We have been participating in the devopsdays events by presenting an ignite talk on how DevOps need to be aligned with how applications are constructed today - with open source components. The ignite presentation style is really interesting - you have 5 minutes to present 20 slides that advance automatically every 15 seconds. I started with a tightrope analogy and compared it to the pressure that DevOps faces based on the initial 10 deploys per day concept.
I covered the following topics:
- Components are the dominant pattern for constructing applications.
- Components drive efficiency but introduce risk if not managed properly.
- If DevOps doesn't account for how applications are constructed, DevOps will fail.
- If the release management process doesn't weed out flawed components, DevOps metrics like Defects to Production, MTTR, MTTF will deteriorate / not to mention the business will be at risk!
- The release management process should include support automated security, licensing and architecture policies that guide and enforce action.
- Guidance should be integrated throughout the entire DevOps toolchain (IDE, CI, etc.).
- A sound governance approach shifts activity to the left - vulnerability discovery, fixes, etc.
- Start by identifying an accurate inventory, using policies to identify at risk applications, don't just identify - remediate.
George Lawton wrote a summary of the ignite presentation on ServiceVirtualization.com.
There were many other interesting presentations, and the Open Space concept fostered many timely discussions. Here are my observations from the conference held in Atlanta:
- The conference was dominated by IT Ops discussion. Although this was not surprising given DevOps efforts tend to be driven more by IT Ops than Dev, I hope that DevOps doesn't simply turn into the next generation IT Ops. While initial efforts are focused on the release management process, for DevOps to have a significant impact, it needs equal participation from all constituencies - Dev, QA, IT Ops to start - then expanding to include Security, Compliance, etc.
- Many conversations turn to automation and tooling - even after the initial presentation by Tj Randall, where he noted that DevOps is more than technology, most of the conversations were dominated by what tools to use, what technologies to use, etc. While this is natural given our technology bent, the DevOps impact will be far greater if it is equally focused on process, people and culture.

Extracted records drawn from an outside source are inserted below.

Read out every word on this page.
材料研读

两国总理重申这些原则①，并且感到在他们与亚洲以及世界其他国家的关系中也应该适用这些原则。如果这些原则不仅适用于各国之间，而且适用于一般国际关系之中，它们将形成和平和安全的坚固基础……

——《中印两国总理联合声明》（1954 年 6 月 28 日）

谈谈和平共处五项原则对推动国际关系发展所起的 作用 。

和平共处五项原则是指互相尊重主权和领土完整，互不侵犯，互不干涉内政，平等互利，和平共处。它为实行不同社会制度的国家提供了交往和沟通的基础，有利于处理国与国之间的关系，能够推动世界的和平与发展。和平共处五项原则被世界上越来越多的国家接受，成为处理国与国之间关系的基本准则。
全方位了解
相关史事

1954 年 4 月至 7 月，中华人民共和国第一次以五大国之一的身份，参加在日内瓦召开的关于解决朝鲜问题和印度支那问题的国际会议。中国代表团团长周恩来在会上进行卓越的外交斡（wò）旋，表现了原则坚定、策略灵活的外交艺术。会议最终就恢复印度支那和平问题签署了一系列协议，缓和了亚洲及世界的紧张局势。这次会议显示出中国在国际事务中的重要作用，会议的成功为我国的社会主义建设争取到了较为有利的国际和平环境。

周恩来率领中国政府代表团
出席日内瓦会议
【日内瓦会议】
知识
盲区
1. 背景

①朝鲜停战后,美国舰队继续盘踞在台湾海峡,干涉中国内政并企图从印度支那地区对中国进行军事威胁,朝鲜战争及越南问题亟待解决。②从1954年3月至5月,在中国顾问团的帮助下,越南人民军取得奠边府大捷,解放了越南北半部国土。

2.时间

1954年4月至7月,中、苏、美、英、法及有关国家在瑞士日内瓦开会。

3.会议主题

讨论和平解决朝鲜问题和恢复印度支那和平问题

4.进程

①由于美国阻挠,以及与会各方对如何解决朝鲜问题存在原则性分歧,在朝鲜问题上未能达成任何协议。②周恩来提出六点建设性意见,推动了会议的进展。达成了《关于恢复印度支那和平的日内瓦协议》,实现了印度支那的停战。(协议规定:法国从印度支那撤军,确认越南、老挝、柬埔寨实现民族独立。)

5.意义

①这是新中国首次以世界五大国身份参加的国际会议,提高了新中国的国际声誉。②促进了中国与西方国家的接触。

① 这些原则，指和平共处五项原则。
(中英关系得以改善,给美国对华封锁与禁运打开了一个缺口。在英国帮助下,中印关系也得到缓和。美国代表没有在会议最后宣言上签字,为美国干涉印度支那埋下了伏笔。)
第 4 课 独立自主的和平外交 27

- While my focus has been on the disconnect between Dev and IT Ops, and Dev and Security, I was reminded that the same disconnect can occur between IT Ops and the network team. Just as the Dev organization sees IT Ops as intractable and risk averse, IT Ops sees the networking team in the same light. It highlights the need to incorporate all constituents into the DevOps process.
- While there are multiple ways to drive DevOps, success is more likely to occur when you have bottom up support. Jim Hirschauer talked about his experience and approach with top down (executive led) or bottom up (passionate supporters), and stated that bottom up support is ultimately needed. He talked about achieving success in small chunks, "story after story" and discussed using lunch and learns, social media, staff meetings, company intranets, etc., to constantly share and reinforce the DevOps message.
- Given the heat around DevOps, organizations are struggling to hire DevOps expertise. Mark White spoke about how we can address this shortage by training existing System Administrators. He explained that we have moved from a culture of being defined by what we knew (Solaris, OpenView, etc.) to understanding how to do things. He said that System Administrators have the background, critical thinking skills, etc., they just need to be trained in the new approaches - Ruby, Python, Puppet, Chef, etc.
- Brian Johnson spoke about ITIL and argued that DevOps was invented by ITIL. I got the impression that he was making a case for ITIL to remain relevant. Although the audience didn't react, I'm not sure that ITIL has the flexibility to be a significant force in agile, DevOps scenarios. He did make some interesting comments on how DevOps should avoid some of the pitfalls that befell ITIL - things like "don't tell everyone that DevOps solves all problems", "don't create a universe of certified experts", etc.